Fu’s findings go deeper than cell counts. The researchers verified that the new motor neurons they obtained on soft micropost carpets showed electrical behaviors comparable to those of neurons in the human body. They also identified a signaling pathway involved in regulating the mechanically sensitive behaviors. A signaling pathway is a route through which proteins ferry chemical messages from the cell’s borders to deep inside it. The pathway they zeroed in on, called Hippo/YAP, is also involved in controlling organ size and both causing and preventing tumor growth.
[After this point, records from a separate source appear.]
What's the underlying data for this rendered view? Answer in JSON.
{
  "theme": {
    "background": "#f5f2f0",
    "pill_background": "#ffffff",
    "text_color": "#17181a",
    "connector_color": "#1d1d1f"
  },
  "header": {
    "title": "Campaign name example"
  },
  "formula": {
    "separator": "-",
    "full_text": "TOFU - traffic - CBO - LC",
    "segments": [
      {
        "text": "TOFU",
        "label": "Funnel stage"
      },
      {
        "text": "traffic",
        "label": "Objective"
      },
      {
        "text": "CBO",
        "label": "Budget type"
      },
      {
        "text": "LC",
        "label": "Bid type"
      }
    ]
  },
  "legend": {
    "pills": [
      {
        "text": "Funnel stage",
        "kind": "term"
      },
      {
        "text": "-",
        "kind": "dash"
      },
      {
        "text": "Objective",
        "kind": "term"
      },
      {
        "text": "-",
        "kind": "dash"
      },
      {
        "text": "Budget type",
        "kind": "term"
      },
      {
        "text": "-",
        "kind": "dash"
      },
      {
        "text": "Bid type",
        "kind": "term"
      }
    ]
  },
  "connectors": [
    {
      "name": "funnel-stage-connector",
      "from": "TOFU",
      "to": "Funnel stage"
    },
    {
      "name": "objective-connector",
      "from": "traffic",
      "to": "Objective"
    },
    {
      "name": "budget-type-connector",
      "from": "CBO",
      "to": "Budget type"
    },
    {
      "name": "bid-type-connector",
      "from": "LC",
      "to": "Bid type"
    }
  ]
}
Fu says his findings could also provide insights into how embryonic stem cells differentiate in the body.
“Our work suggests that physical signals in the cell environment are important in neural patterning, a process where nerve cells become specialized for their specific functions based on their physical location in the body,” he said.
The paper is titled “Hippo/YAP-mediated rigidity-dependent motor neuron differentiation of human pluripotent stem cells.” Fu collaborated with researchers at the School of Dentistry and the Department of Molecular, Cellular and Developmental Biology in the U-M College of Literature, Science, and the Arts.